Juicing vs. Smoothies
It depends on your health goals
If you want the most nutrients per glass, you’ll want to juice. Ninety-five percent of the vitamins, minerals and enzymes we need are in the juice of raw vegetables and fruits. The emphasis should be on vegetables 5:1 over fruits. This highly concentrated mega-cocktail of nutrients enters your bloodstream rapidly and by-passes your digestive system. Your digestive system gets a rest and your body gets a power-packed infusion of nutrients.
When you juice, you are not getting the fiber – just the vitamins, minerals, antioxidants and enzymes. You get the nutrition without the fiber. If you don’t have enough fiber in your diet from fresh whole foods, this might not be the option for you.
On the other hand, when you have a smoothie, you get vitamins, minerals, antioxidants, enzymes and fiber. The nutrient density is less than what you get in freshly made juice, because the quantity of produce you use in a smoothie is significantly less than when you make juice. However, you get all the fiber from the vegetables and fruits you use in a smoothie. Like with juice, I recommend vegetables 5:1 over fruits.
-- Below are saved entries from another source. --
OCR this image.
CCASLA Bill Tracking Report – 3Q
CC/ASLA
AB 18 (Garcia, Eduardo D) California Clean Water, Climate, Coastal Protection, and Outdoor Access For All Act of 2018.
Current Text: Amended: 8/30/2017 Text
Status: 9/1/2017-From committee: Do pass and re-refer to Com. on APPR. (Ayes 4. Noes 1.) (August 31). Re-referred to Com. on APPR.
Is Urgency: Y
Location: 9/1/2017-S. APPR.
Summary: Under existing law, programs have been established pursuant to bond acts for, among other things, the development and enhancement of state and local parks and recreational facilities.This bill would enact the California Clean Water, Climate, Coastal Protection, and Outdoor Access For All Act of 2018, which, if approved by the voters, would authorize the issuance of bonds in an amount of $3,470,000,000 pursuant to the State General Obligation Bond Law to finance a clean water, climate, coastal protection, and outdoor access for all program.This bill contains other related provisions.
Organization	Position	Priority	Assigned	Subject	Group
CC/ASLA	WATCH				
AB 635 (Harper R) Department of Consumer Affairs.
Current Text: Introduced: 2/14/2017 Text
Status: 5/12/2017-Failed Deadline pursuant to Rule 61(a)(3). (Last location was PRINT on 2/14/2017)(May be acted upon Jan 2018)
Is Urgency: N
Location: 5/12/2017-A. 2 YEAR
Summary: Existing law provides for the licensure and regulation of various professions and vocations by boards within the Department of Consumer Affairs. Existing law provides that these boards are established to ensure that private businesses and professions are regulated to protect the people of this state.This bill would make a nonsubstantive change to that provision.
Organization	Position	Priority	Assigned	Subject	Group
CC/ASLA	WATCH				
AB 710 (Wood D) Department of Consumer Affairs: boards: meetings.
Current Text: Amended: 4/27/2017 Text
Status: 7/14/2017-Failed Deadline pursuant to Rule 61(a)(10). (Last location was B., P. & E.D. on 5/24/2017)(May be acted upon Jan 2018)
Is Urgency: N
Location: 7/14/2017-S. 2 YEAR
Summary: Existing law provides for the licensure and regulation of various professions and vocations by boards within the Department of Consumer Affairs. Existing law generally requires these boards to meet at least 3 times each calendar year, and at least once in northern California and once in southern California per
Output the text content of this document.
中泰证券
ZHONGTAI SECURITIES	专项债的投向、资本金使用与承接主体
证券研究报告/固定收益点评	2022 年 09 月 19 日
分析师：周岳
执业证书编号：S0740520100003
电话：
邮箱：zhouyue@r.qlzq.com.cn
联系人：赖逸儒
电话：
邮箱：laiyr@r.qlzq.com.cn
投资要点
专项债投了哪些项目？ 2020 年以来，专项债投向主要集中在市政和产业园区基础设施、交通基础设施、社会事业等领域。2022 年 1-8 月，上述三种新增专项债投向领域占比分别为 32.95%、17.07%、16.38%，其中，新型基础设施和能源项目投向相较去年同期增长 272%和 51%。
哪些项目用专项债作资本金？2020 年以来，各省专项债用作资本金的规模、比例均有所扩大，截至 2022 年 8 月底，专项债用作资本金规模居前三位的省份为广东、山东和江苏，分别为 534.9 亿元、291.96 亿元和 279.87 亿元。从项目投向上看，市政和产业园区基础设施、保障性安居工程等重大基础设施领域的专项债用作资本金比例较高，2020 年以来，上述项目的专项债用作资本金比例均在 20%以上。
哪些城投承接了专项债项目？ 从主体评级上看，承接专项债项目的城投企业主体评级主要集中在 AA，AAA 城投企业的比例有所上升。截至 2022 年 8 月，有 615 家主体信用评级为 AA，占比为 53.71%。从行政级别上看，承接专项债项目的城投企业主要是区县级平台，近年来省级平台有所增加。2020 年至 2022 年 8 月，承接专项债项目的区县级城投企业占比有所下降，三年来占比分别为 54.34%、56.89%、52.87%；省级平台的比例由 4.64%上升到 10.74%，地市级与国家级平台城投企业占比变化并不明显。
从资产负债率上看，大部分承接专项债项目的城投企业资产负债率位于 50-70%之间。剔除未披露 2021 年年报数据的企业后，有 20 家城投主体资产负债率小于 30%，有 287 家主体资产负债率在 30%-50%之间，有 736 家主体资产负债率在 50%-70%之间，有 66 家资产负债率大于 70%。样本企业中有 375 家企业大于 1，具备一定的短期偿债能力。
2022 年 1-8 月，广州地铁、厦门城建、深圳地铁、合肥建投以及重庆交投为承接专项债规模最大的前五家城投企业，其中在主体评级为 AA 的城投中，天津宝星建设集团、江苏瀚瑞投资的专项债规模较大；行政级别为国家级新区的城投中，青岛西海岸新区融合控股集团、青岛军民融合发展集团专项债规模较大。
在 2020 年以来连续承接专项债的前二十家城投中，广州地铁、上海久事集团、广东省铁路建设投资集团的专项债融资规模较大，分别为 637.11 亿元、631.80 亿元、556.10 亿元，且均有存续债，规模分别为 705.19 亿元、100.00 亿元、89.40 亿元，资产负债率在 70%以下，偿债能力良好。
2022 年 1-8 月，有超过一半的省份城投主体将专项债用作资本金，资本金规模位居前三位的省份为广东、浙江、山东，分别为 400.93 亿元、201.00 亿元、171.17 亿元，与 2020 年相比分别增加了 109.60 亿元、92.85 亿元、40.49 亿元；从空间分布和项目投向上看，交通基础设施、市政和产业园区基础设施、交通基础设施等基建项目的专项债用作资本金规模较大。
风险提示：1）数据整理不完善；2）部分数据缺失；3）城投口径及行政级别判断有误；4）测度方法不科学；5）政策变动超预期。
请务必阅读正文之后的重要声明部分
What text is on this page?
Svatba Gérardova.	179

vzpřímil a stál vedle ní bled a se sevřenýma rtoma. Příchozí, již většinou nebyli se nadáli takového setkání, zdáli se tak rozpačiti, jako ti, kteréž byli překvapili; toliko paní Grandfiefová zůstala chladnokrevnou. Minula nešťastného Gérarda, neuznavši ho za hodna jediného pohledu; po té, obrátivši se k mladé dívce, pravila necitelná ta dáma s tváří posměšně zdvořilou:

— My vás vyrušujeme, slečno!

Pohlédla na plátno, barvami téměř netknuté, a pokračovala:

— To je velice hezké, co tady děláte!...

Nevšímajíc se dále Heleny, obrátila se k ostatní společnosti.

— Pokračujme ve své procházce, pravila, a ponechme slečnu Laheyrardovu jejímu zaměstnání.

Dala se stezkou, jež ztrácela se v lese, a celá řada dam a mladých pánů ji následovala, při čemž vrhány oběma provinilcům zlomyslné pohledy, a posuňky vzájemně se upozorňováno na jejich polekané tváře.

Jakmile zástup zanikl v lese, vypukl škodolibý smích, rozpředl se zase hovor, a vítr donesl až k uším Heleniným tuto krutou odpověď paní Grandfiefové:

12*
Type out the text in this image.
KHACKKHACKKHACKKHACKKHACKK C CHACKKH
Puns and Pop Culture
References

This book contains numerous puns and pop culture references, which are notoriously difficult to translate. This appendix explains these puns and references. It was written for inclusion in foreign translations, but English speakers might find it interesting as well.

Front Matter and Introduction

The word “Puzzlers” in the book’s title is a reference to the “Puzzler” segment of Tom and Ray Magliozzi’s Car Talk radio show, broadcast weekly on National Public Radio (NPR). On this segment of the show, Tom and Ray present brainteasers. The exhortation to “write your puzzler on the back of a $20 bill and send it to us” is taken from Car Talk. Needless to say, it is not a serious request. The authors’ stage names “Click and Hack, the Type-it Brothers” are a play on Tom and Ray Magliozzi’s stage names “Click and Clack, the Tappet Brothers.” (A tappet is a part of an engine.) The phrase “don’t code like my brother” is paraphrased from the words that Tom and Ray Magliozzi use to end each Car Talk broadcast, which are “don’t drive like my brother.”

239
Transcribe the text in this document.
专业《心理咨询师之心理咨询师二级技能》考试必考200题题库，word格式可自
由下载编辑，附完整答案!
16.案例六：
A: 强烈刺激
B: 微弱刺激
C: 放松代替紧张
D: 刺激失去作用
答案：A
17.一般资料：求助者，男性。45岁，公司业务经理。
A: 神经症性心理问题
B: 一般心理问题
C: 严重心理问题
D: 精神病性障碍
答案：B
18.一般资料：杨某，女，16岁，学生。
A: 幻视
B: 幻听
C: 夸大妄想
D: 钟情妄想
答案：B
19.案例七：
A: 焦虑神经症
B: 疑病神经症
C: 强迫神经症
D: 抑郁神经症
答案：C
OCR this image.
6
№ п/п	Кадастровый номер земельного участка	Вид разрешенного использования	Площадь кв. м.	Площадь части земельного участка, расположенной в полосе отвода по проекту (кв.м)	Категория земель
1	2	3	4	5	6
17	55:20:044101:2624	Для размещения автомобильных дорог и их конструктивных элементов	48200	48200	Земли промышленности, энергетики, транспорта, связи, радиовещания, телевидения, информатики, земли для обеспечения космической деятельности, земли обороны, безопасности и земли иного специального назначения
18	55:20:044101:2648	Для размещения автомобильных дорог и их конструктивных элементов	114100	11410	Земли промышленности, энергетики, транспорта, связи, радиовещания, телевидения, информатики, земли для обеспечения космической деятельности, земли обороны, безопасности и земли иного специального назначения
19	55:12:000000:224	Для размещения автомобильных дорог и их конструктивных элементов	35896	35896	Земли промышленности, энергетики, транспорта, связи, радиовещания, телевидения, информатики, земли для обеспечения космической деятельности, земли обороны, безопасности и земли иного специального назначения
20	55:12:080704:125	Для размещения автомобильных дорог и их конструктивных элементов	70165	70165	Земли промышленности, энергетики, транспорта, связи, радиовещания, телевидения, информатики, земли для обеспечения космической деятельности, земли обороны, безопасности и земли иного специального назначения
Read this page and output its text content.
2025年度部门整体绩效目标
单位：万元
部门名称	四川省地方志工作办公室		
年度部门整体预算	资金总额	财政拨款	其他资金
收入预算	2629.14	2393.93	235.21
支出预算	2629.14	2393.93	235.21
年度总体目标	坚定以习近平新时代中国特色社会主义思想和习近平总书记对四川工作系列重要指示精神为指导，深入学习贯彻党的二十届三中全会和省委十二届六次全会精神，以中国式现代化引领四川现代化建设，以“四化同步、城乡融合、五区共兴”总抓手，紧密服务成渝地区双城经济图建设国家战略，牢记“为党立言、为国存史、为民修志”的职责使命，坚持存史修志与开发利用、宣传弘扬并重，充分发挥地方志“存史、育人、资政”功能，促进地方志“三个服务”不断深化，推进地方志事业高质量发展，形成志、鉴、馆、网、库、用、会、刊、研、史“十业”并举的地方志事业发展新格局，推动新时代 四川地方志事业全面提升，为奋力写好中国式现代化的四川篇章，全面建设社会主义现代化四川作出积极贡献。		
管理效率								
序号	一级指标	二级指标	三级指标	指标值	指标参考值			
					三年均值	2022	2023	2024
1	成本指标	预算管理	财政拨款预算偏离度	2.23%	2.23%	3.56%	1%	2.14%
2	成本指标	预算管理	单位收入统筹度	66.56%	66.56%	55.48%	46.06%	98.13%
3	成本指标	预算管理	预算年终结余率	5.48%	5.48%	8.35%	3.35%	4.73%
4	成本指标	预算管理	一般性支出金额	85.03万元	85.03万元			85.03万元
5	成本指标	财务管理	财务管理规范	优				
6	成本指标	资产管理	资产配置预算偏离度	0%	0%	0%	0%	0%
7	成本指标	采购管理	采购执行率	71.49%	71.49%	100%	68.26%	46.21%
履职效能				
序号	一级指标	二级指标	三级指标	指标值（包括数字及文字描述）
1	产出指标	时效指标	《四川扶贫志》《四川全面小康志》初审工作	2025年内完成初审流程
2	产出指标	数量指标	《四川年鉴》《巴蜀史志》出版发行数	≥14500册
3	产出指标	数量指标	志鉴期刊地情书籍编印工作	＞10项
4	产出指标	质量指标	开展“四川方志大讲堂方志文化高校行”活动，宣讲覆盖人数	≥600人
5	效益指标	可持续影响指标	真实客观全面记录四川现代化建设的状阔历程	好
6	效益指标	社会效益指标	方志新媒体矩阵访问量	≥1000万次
Fruit smoothies are high in sugars and most people could use less sugar in their diets, even if it is from whole foods.
Both freshly made juice and smoothies can be healthy choices. It’s a matter of what your health goals are.
Here’s the recipe for the juice I make every day from all organic produce:
4 ounces of green juice from cilantro, parsley, collards and kale
1 inch piece of fresh ginger root
half a cucumber or enough to make 4 ounces of cucumber juice
1 small beet or half a medium beet
2 carrots (the carrots and beet should make about 4 ounces)
4 ounces of celery juice (about 3-4 ribs)
Squeeze the juice of half a lemon into the bottom a large mug, then pour in the juice and stir.